Coffee Bean Chocolate Chip Cookies
For all you coffee freaks out there I present coffee chocolate chip cookies!
As I write this I am indulging in one of my favorite activities…eating cookies. Yup, those cookies, the ones to the left.
What’s really nice about that is I’m getting a shot of coffee, a few cookies, a glass of ice cold milk, and exercise all at once. Yes exercise, the kind one gets from alternately lifting a cookie and glass of milk to ones pie hole.
This recipe for coffee chocolate chip cookies is super simple to make and literally goes together in about 10 to 15 minutes. Some caveats though. The original recipe says to beat the tar out of the butter and sugar. Do not beat the tar out of ANY creaming of butter and sugar. Ever. I took that part out.
The object of creaming is to have the sugar add aeration to the butter, but not too much, or too little. You will know when it’s ready by the look of it. Kind of fluffy. Always use room temperature butter. Don’t microwave it or it will be liquid in some parts and chunky in other parts, and it won’t come back together when you cream the sugar in. Trust me. King Arthur has a good description of how to do this properly.
Now that I’ve scared you with the creaming thing…don’t overthink it either. Creaming is not difficult to do. Just make the cookie dough like the recipe says.

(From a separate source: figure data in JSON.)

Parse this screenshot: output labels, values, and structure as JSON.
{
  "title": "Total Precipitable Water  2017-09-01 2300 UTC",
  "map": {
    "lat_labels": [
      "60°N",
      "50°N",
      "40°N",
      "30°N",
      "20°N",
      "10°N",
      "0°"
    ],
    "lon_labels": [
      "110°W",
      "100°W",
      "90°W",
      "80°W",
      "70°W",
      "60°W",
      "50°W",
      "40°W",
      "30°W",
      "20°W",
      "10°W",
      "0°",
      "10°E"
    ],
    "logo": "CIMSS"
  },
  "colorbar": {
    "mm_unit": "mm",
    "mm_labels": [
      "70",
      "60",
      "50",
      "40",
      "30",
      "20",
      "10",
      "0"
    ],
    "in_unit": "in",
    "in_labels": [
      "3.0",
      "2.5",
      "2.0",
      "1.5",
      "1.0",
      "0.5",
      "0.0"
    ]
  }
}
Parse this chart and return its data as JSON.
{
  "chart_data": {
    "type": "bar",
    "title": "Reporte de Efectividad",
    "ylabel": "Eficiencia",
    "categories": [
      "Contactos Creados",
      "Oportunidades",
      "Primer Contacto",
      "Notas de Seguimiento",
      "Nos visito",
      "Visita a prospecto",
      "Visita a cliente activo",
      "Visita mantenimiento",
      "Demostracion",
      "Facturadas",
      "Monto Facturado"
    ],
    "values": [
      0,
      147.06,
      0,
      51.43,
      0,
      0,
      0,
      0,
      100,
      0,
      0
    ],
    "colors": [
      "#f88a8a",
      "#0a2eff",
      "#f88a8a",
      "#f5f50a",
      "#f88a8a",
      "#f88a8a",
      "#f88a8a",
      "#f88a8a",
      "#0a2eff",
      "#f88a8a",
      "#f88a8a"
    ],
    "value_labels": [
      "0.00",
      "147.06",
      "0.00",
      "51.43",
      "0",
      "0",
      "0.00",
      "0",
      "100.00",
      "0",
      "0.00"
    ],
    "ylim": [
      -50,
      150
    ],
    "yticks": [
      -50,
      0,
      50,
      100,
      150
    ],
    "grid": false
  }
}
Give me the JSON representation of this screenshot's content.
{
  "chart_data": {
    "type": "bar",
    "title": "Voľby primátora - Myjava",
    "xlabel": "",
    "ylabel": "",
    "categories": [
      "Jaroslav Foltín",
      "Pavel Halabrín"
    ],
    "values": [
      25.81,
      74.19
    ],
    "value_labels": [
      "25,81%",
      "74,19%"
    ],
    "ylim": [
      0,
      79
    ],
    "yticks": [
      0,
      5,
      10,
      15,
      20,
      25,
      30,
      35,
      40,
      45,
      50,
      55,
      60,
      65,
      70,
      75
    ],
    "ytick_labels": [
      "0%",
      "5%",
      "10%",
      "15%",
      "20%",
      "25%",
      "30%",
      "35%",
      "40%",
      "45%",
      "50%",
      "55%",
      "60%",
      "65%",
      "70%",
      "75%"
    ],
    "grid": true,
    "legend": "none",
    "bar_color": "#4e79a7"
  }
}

I’ve also found that the cooking time can vary slightly. I don’t know why but it can and I don’t have this issue with other cookies. So here’s the easy way to tell if the cookie is done. Bake for 12 minutes, rotating the trays mid bake, and at 12 minutes gently lift the cookie with a good, thin spatula. and look for some browning. When touched, the top of the cookie may seem like it’s not done and if so go one more minute then pull them from the oven. If you bake them too long the cookie will be crunchy, which is fine if you want a crunchy cookie. I like them a little softer so I pull them sooner.
Lastly, use a real fine grind on the coffee beans. The cookie will not be gritty with ground coffee, not that there’s anything wrong with that. But if you are going to beat the tar out of anything, make it the coffee.
That’s it. Done. So go ahead and make these cookies, eat them with a glass of freezing cold milk, and let me know what you think.
Finally, here are some baking tools to make life easier. Personally I can’t imagine working without them. (Full disclosure – by using the links to buy these items we receive a small commission from Amazon. The items don’t cost anymore, we just get a BFF cut from Amazon.)
- Silicon baking mat from Artisan (2 pk.). I can’t vouch for the quality but they are similar to the Silpat at about 30% of the price. We use Silpat that we’ve had forever.
- Nordic Ware Aluminum Commercial Baker’s Half Sheet baking sheets…the good, professional type. They really do a better job because they heat more evenly.
- Winco No.40 Ice Cream Scoop. You’ll use it for every chocolate cookie you ever make. It’s 1.75 tablespoons in size.
- A real spatula like this MIU France Stainless Steel Slotted Turner. It’s great for cookies or fish or pancakes. I’ve had mine for 11 years.
Thanks! Leave a comment and let us know how they come out.
- 2¼ cups AP flour
- ⅓ cup finely ground coffee beans
- 1 teaspoon baking soda
- 1 teaspoon kosher salt
- 1 cup unsalted butter (room temperature)
- ¾ cup granulated sugar
- ½ cup brown sugar
- 2 eggs
- 2 teaspoons vanilla extract
- 2 cups chocolate chips
- Preheat the oven to 350F and line your cookie sheets with parchment paper. Combine the flour, coffee, baking soda, and salt in a bowl and whisk to aerate; set aside.
- Place the butter, granulated sugar, and brown sugar in the bowl of a stand mixer and mix for about 3 minutes, making sure to scrape the bottom and sides of the bowl halfway through. Add the eggs and vanilla and beat for another minute.
- Add the flour mixture to the butter mixture and mix until it just comes together. Stir in the chocolate chips and drop 2 tablespoon-sized mounds of dough on the trays, 2 inches apart.
- Bake for 12-15 minutes. Cool on racks.